ECB agrees to help Cypriot banking system to face problems

by  KG/XINHUA

The European Central Bank (ECB) has agreed on measures to help the troubled Cypriot banking system to throw off shackles which prevent it to operate normally, according to a government statement issued here on Wednesday.

Cypriot President Nicos Anastasiades traveled to Frankfurt to meet ECB President Mario Draghi ahead of a meeting of European Union (EU) leaders in Brussels, to set out problems Cypriot banks are faced with.

The statement said they agreed on unspecified measures by the ECB to help the Cypriot banks.

"They discussed ways to provide further support, with the ECB assuming a decisive role ... and agreed to continue their dialogue on implementing everything that was agreed in the meeting," said the government statement.

No details of what has been agreed upon were made available.

Anastasiades refused to talk about his requests to Draghi ahead of their meeting, saying public statements would not be helpful.

But informed sources said that his main request to Draghi was to partly convert into a medium-term bond part of a heavy bank debt incurred out of receiving emergency liquidity assistance (ELA) from the ECB prior to last year's shake up of the Cypriot banking system.

The ECB pumped 9.1 billion euros (12.4 billion U.S. dollars) into a faltering bank during a 12-month period that preceded a messy bailout of Cyprus by the Eurogroup and the International Monetary Fund in March, 2013.

The ELA debt amounted to almost two thirds of Cyprus's GDP.

International lenders offered Cyprus 10 billion euros in bailout assistance over a three-year period but forced the eastern Mediterranean island to accept an unprecedented bail-in, the recapitalization of Bank of Cyprus, the island's main lender, by converting 47 percent of large deposits into bank stock.

Bank of Cyprus, which had suffered heavy losses on account of its exposure to the Greek debt impaired by about 75 percent in 2012, was also forced to take on the assets and liabilities of the failed bank which was ultimately wound down by Cyprus's creditors.

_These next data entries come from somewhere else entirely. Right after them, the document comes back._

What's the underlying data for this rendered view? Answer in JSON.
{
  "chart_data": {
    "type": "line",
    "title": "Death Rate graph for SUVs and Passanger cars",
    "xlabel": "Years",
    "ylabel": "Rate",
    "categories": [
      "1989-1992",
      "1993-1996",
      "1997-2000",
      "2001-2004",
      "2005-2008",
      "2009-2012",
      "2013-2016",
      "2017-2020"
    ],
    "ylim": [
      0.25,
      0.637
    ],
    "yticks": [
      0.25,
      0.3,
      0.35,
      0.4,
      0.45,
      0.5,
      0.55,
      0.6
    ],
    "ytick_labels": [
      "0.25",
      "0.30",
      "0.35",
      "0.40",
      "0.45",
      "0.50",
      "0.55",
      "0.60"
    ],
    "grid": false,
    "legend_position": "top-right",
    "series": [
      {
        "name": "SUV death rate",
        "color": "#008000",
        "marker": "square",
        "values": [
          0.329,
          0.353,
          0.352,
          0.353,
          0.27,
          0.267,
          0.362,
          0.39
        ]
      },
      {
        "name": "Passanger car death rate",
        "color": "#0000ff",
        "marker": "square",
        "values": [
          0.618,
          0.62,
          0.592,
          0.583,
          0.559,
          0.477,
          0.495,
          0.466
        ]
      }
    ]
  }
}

The statement said Draghi acknowledged the significant progress made in the implementation of Cyprus's adjustment program since the bailout was agreed upon and expressed his readiness to assist the Cypriot authorities in their effort to tackle remaining problems.

Most prominent among these is securing bank liquidity to fund a recession-hit economy.

Banks are shackled by a high proportion of non-performing loans which have reached 27.1 billion euros, or 45 percent of the total loan portfolios of the banks. They are also withholding new loans as they are expected to go through an EU-wide stress test in the few coming months.

Technocrats of the Troika, the collective name the European Commission, the ECB and the IMF are known by, who are conducting their fifth survey of the Cypriot adjustment program, told lawmakers on Wednesday that they consider non-performing loans to be the biggest problem the Cypriot economy is faced with at the time.

They were also reported as saying that they would not recommend releasing the next loan tranche unless parliament passed legislation empowering banks to speedily repossess properties securing non-performing loans.